EMERGENCY RESPONSE Mayor seeks consolidation of 911 services
Mahoning County budget hearings concluded Wednesday.
YOUNGSTOWN -- Mayor George McKelvey has given Mahoning County 5 million reasons to consolidate the city and the county's emergency 911 centers, which are about 200 yards apart.
In a memo sent to commissioners Wednesday, the mayor wrote that the financial challenges faced by the county in its budgetary process this year provide "an opportunity for serious consolidation negotiations."
The mayor's objective is to enter into a 10-year, $5 million contract for 911 services between the city and county, or jointly seek alternative funding sources for those services. The county would take over the city's 911 dispatching.
A copy of the memo was also sent to Trumbull County commissioners. That county may have to close its 911 center because of a strained budget.
"I have learned that it almost always takes a financial crisis for bureaucrats to be willing to look at consolidation for cost savings," the mayor said in an interview. "I'm hopeful that because of what the Mahoning and Trumbull commissioners are facing, that this offer will get somebody to move."

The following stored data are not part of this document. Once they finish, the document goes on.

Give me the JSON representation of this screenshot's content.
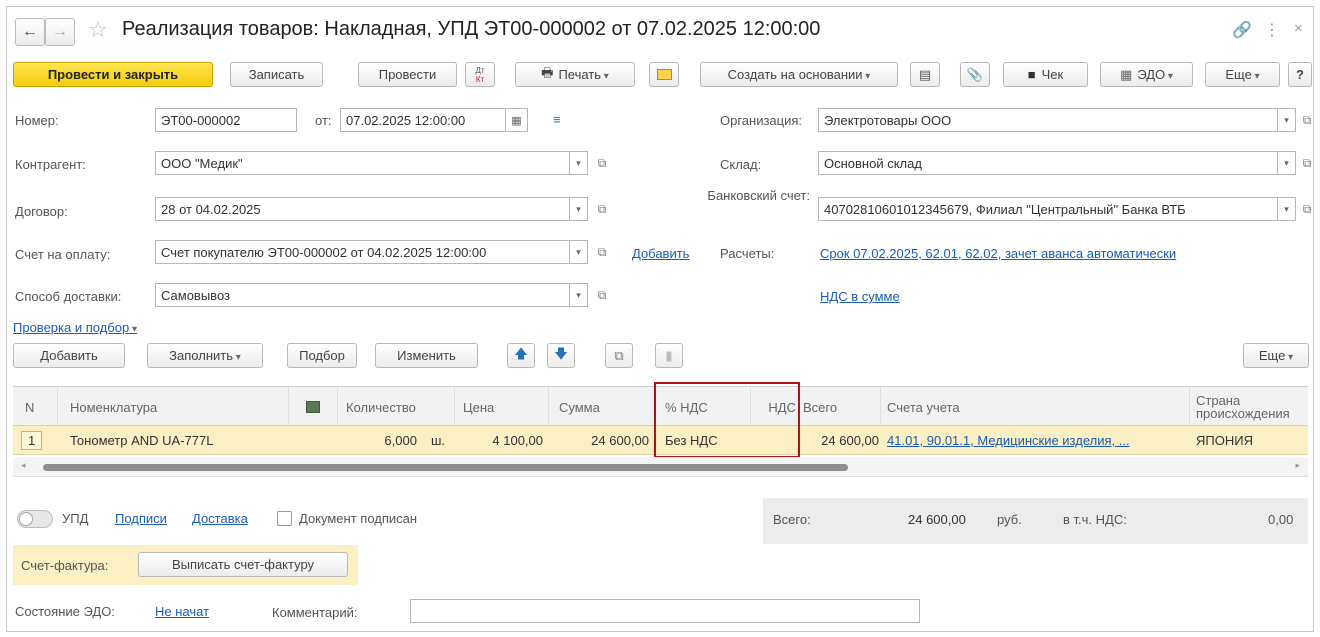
{
  "window": {
    "title": "Реализация товаров: Накладная, УПД ЭТ00-000002 от 07.02.2025 12:00:00"
  },
  "toolbar": {
    "post_close": "Провести и закрыть",
    "save": "Записать",
    "post": "Провести",
    "dtkt_top": "Дт",
    "dtkt_bottom": "Кт",
    "print": "Печать",
    "create_based": "Создать на основании",
    "receipt": "Чек",
    "edo": "ЭДО",
    "more": "Еще",
    "help": "?"
  },
  "form": {
    "number_label": "Номер:",
    "number_value": "ЭТ00-000002",
    "date_label": "от:",
    "date_value": "07.02.2025 12:00:00",
    "org_label": "Организация:",
    "org_value": "Электротовары ООО",
    "counterparty_label": "Контрагент:",
    "counterparty_value": "ООО \"Медик\"",
    "warehouse_label": "Склад:",
    "warehouse_value": "Основной склад",
    "contract_label": "Договор:",
    "contract_value": "28 от 04.02.2025",
    "bank_label": "Банковский счет:",
    "bank_value": "40702810601012345679, Филиал \"Центральный\" Банка ВТБ",
    "invoice_label": "Счет на оплату:",
    "invoice_value": "Счет покупателю ЭТ00-000002 от 04.02.2025 12:00:00",
    "add_link": "Добавить",
    "settlements_label": "Расчеты:",
    "settlements_link": "Срок 07.02.2025, 62.01, 62.02, зачет аванса автоматически",
    "delivery_label": "Способ доставки:",
    "delivery_value": "Самовывоз",
    "vat_link": "НДС в сумме",
    "check_link": "Проверка и подбор"
  },
  "table_toolbar": {
    "add": "Добавить",
    "fill": "Заполнить",
    "pick": "Подбор",
    "change": "Изменить",
    "more": "Еще"
  },
  "table": {
    "columns": {
      "n": "N",
      "nomenclature": "Номенклатура",
      "qty": "Количество",
      "price": "Цена",
      "sum": "Сумма",
      "vat_rate": "% НДС",
      "vat": "НДС",
      "total": "Всего",
      "accounts": "Счета учета",
      "country": "Страна происхождения"
    },
    "rows": [
      {
        "n": "1",
        "nomenclature": "Тонометр AND UA-777L",
        "qty": "6,000",
        "unit": "ш.",
        "price": "4 100,00",
        "sum": "24 600,00",
        "vat_rate": "Без НДС",
        "vat": "",
        "total": "24 600,00",
        "accounts": "41.01, 90.01.1, Медицинские изделия, ...",
        "country": "ЯПОНИЯ"
      }
    ]
  },
  "footer": {
    "upd": "УПД",
    "signatures": "Подписи",
    "delivery": "Доставка",
    "signed": "Документ подписан",
    "total_label": "Всего:",
    "total_value": "24 600,00",
    "currency": "руб.",
    "vat_label": "в т.ч. НДС:",
    "vat_value": "0,00",
    "sf_label": "Счет-фактура:",
    "sf_button": "Выписать счет-фактуру",
    "edo_state_label": "Состояние ЭДО:",
    "edo_state_link": "Не начат",
    "comment_label": "Комментарий:",
    "comment_value": ""
  },
  "colors": {
    "primary_button": "#f5cd0a",
    "selected_row": "#fbefc4",
    "highlight_box": "#b4121b",
    "link": "#1a5bb5"
  }
}
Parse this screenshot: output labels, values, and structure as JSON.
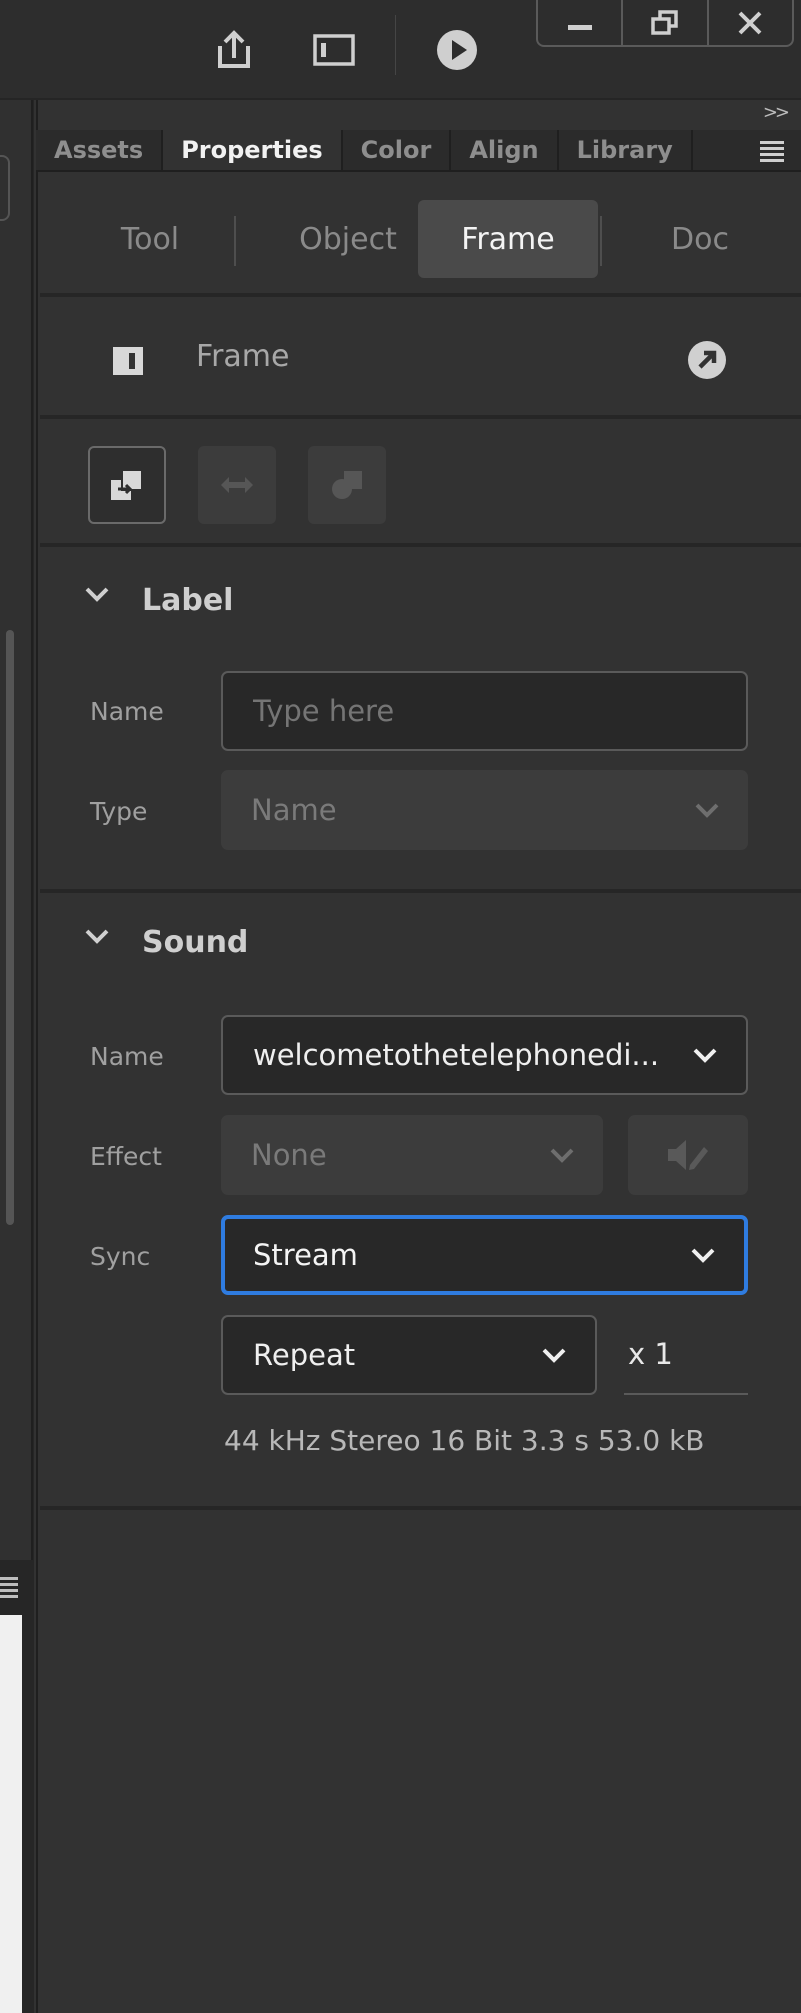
{
  "tabs": [
    {
      "label": "Assets"
    },
    {
      "label": "Properties"
    },
    {
      "label": "Color"
    },
    {
      "label": "Align"
    },
    {
      "label": "Library"
    }
  ],
  "segments": [
    {
      "label": "Tool"
    },
    {
      "label": "Object"
    },
    {
      "label": "Frame"
    },
    {
      "label": "Doc"
    }
  ],
  "header": {
    "collapse_glyph": ">>",
    "title": "Frame"
  },
  "label_section": {
    "title": "Label",
    "name_label": "Name",
    "name_placeholder": "Type here",
    "type_label": "Type",
    "type_value": "Name"
  },
  "sound_section": {
    "title": "Sound",
    "name_label": "Name",
    "name_value": "welcometothetelephonedi...",
    "effect_label": "Effect",
    "effect_value": "None",
    "sync_label": "Sync",
    "sync_value": "Stream",
    "repeat_value": "Repeat",
    "repeat_count": "x 1",
    "info": "44 kHz Stereo 16 Bit 3.3 s 53.0 kB"
  },
  "colors": {
    "focus": "#2f7ce0",
    "panel": "#323232",
    "active_tab": "#f2f2f2"
  }
}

Mahoning County Commissioner John McNally IV said he knew the proposal was coming, and the board will give it a good look. McNally, the city's former law director, said the commissioners now, however, are focusing on trying to find enough money to run county government this year.

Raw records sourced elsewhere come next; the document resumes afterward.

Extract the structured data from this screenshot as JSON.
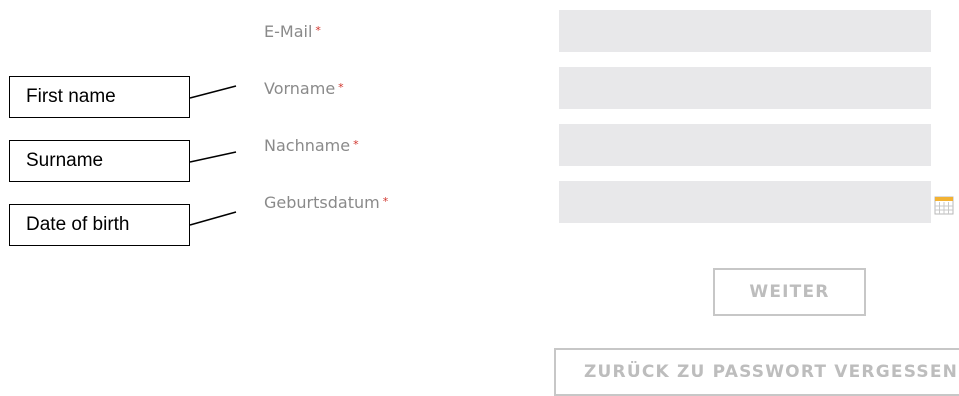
{
  "form": {
    "required_marker": "*",
    "fields": [
      {
        "label": "E-Mail",
        "value": ""
      },
      {
        "label": "Vorname",
        "value": ""
      },
      {
        "label": "Nachname",
        "value": ""
      },
      {
        "label": "Geburtsdatum",
        "value": ""
      }
    ],
    "next_button_label": "WEITER",
    "back_button_label": "ZURÜCK ZU PASSWORT VERGESSEN"
  },
  "annotations": [
    {
      "text": "First name"
    },
    {
      "text": "Surname"
    },
    {
      "text": "Date of birth"
    }
  ],
  "colors": {
    "label_text": "#8a8a8a",
    "required_marker": "#d0342c",
    "input_background": "#e8e8ea",
    "button_border": "#c7c7c7",
    "button_text": "#bdbdbd"
  },
  "icons": {
    "date_picker": "calendar-icon"
  }
}
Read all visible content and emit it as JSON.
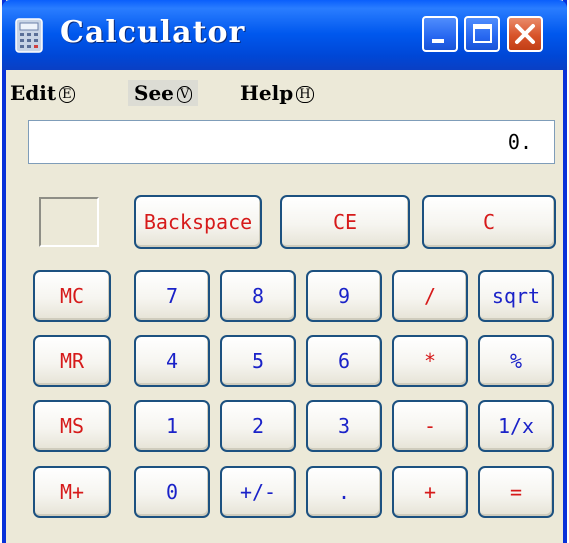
{
  "window": {
    "title": "Calculator"
  },
  "menu": [
    {
      "label": "Edit",
      "accel": "E"
    },
    {
      "label": "See",
      "accel": "V"
    },
    {
      "label": "Help",
      "accel": "H"
    }
  ],
  "display": {
    "value": "0."
  },
  "buttons": {
    "backspace": "Backspace",
    "ce": "CE",
    "c": "C",
    "mc": "MC",
    "mr": "MR",
    "ms": "MS",
    "mplus": "M+",
    "seven": "7",
    "eight": "8",
    "nine": "9",
    "divide": "/",
    "sqrt": "sqrt",
    "four": "4",
    "five": "5",
    "six": "6",
    "multiply": "*",
    "percent": "%",
    "one": "1",
    "two": "2",
    "three": "3",
    "minus": "-",
    "reciprocal": "1/x",
    "zero": "0",
    "sign": "+/-",
    "decimal": ".",
    "plus": "+",
    "equals": "="
  },
  "colors": {
    "titlebar": "#0058ee",
    "key_red": "#d61a1a",
    "key_blue": "#1a22c8",
    "window_bg": "#ece9d8"
  },
  "icons": [
    "calculator-icon",
    "minimize-icon",
    "maximize-icon",
    "close-icon"
  ]
}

Budget hearings concluded Wednesday, and the board now begins the task of paring $57 million in requests to fit the anticipated $34 million to $35 million it will have to spend. McNally added the spending figure may be reduced by an additional $2 million because the county must factor in unemployment benefits that must be paid in the event of layoffs.

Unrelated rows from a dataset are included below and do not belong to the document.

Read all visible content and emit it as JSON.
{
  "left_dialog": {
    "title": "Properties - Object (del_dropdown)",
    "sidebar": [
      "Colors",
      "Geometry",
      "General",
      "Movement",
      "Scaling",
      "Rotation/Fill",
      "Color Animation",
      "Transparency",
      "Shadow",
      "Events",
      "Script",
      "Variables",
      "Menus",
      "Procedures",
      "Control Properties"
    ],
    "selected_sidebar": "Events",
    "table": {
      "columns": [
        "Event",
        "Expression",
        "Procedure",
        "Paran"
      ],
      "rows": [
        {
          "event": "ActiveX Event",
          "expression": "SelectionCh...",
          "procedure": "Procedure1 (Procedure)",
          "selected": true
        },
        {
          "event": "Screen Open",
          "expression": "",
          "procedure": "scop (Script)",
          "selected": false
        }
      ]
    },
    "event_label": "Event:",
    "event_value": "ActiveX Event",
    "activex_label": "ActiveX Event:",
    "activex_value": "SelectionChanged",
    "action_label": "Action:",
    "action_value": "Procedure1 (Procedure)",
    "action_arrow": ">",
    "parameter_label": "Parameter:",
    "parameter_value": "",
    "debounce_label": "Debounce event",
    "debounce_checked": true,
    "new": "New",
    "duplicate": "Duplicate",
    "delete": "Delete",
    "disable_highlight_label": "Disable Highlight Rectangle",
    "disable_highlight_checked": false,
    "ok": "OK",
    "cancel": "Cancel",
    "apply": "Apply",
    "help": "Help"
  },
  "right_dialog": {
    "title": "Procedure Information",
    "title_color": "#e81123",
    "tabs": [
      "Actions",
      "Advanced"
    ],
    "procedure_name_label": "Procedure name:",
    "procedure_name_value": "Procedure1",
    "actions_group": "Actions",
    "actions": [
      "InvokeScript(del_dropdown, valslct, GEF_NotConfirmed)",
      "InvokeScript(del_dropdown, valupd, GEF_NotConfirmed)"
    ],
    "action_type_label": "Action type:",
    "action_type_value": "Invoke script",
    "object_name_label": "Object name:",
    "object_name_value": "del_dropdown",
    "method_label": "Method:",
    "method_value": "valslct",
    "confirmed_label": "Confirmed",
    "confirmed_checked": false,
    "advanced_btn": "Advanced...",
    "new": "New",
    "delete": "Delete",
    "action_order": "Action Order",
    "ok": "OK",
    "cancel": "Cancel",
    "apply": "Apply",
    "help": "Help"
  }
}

Trumbull commissioners were unavailable for comment.
The mayor said he knows the two services can be combined because Mahoning County once provided 911 service for the city. Over the years, he said, "turf wars" developed and politics came into play, forcing the city and county to run their own separate services. The mayor said the time is now to end such parochialism.
"This is a seamless transition. The county can provide 911 service for the entire county," the mayor said, adding that having two emergency centers so close is not fair to the taxpayer.
The mayor proposes paying the county $500,000 per year over 10 years, or giving the county a lump-sum $5 million payment. The city could issue a bond to cover the lump sum.
He said the city pays about $1.2 million in salaries and benefits for its 14 call takers. That breaks down to $12 million over 10 years.
But if Mahoning accepts the city's offer, which must be approved by council, the city could put its $7 million in savings over that period to better enhance its safety forces by adding police officers and firefighters.
The deal also gives the county $5 million it doesn't have right now.
The county's general fund pays between $700,000 and $800,000 for its 911 operation, which is now part of the county's Emergency Management Agency. It also has 14 call takers.
The county 911 center takes calls for 14 police departments, and it averages about 12,000 emergency calls a year.
City council took the initiative in April 2004 by passing an ordinance calling for the unification of the telecommunication centers. For whatever reason, the mayor said, the county did not follow up on the offer.
The ordinance specifically stated that the "city of Youngstown would be willing to support financial initiatives that would provide a permanent 911 communications funding source."
At the council's meeting Wednesday night, McKelvey told lawmakers, "We have to seize these challenging times to realize a significant cost savings by combining these services."